The next speaker, according to his promise, explains the drawbacks of the heavenly state. As the fruit of works done on earth is enjoyed in heaven, whilst no other new works are performed there from which new rewards could spring, this enjoyment is cut off from its root, and must therefore come to an end. For this world is the place for works, while the other is the place for reward. This loss of gratifications, to which the heart has become devoted, and the dissatisfaction and pain which arise in the minds of those who have sunk to a lower estate, from beholding the more brilliant prosperity of others, is intolerable. To this must be added the consciousness and the bewilderment of those who so descend, and the fear of falling, which they experience when their garlands begin to fade. Such are the defects, which attach to all existence till it is absorbed in Brahma. But the state of those who have fallen from heaven is not altogether without compensation. As a result of their previous good deeds they are born in a condition of happiness; though, if they are not vigilant, they sink still lower. Having given this explanation, the messenger of the gods invites Mudgala to accompany him to paradise. The saint, however, after consideration, replies that he can have nothing to do with a state of happiness which is vitiated by so great defects, and the termination of which is followed by so great misery. He has therefore no desire for heaven; and will seek only that eternal abode where there is no sorrow, nor distress, nor change. He then asks the celestial messenger what other sphere there is which is free from all defects. The messenger replies that above the abode of Brahma is the pure eternal light, the highest sphere of Vishnu who is regarded as the supreme Brahma.
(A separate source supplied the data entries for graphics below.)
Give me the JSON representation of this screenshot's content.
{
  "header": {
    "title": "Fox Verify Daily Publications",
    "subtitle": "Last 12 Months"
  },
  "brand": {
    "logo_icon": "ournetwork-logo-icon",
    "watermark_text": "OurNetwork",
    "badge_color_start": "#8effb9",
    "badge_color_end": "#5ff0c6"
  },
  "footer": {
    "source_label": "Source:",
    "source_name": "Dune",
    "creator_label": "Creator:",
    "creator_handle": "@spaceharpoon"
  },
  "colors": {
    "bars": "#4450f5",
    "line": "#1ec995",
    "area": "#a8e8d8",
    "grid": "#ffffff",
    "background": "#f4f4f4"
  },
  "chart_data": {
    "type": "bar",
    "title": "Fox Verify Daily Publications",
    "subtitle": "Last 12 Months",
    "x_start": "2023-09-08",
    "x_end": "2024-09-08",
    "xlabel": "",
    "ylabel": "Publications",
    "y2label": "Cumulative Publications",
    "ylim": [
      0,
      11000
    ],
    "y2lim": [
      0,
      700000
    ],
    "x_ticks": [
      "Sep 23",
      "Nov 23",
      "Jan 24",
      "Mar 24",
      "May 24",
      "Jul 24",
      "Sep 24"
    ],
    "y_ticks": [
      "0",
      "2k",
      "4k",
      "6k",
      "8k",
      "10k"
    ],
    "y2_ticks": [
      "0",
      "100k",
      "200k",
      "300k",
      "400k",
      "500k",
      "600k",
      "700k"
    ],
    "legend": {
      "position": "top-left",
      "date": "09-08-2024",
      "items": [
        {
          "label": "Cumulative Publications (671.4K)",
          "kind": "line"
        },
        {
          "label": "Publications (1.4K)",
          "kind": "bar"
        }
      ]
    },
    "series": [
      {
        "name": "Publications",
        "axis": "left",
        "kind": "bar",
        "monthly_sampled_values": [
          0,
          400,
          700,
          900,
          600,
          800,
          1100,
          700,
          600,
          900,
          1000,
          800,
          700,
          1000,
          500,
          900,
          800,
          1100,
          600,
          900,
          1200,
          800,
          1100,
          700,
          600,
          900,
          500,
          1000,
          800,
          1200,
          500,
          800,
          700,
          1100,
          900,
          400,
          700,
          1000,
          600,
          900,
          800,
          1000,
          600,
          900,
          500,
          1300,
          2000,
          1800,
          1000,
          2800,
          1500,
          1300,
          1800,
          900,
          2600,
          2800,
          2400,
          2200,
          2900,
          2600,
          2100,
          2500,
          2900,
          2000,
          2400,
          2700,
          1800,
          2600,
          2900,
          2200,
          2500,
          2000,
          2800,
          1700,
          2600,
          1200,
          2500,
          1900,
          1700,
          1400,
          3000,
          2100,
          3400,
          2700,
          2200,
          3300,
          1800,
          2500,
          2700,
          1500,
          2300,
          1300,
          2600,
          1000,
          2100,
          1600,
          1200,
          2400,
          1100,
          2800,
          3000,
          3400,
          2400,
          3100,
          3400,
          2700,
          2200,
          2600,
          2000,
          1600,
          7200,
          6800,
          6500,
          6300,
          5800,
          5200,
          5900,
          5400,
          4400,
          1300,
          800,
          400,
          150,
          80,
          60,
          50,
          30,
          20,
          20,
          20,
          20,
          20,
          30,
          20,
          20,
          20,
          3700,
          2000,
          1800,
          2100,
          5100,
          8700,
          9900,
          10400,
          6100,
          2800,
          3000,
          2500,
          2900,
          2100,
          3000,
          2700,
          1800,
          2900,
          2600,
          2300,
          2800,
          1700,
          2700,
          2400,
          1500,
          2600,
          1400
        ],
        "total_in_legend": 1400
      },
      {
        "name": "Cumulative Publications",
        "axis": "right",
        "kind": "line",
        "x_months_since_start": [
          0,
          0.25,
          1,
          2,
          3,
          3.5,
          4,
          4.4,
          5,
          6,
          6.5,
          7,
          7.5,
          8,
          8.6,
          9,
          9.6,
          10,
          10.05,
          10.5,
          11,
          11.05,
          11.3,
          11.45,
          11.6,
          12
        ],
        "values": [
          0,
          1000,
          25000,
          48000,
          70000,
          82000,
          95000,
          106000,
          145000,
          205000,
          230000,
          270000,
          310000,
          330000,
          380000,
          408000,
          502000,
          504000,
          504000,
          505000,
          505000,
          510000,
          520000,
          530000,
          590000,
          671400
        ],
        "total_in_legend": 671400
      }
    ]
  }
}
Thus none can proceed who are devoted to objects of sense, or who are the slaves of dishonesty, avarice, anger, delusion or malice; but only the unselfish, the humble, those who are indifferent to pain and pleasure, those whose senses are under restraint, and those who practice contemplation and fix their minds on the deity. The sage, Mudgala then dismissed the messenger of the gods, began to practice ascetic virtues, becoming indifferent to praise and blame, regarding clouds, stones and gold as alike. Pure knowledge led to fixed contemplation; and that again imparted strength and complete comprehension, whereby he attained supreme eternal perfection.
Mudgala is also a name of a teacher of the Rig Veda
Mudgala was one of the five sons of Hariyaswa, king of Panchala.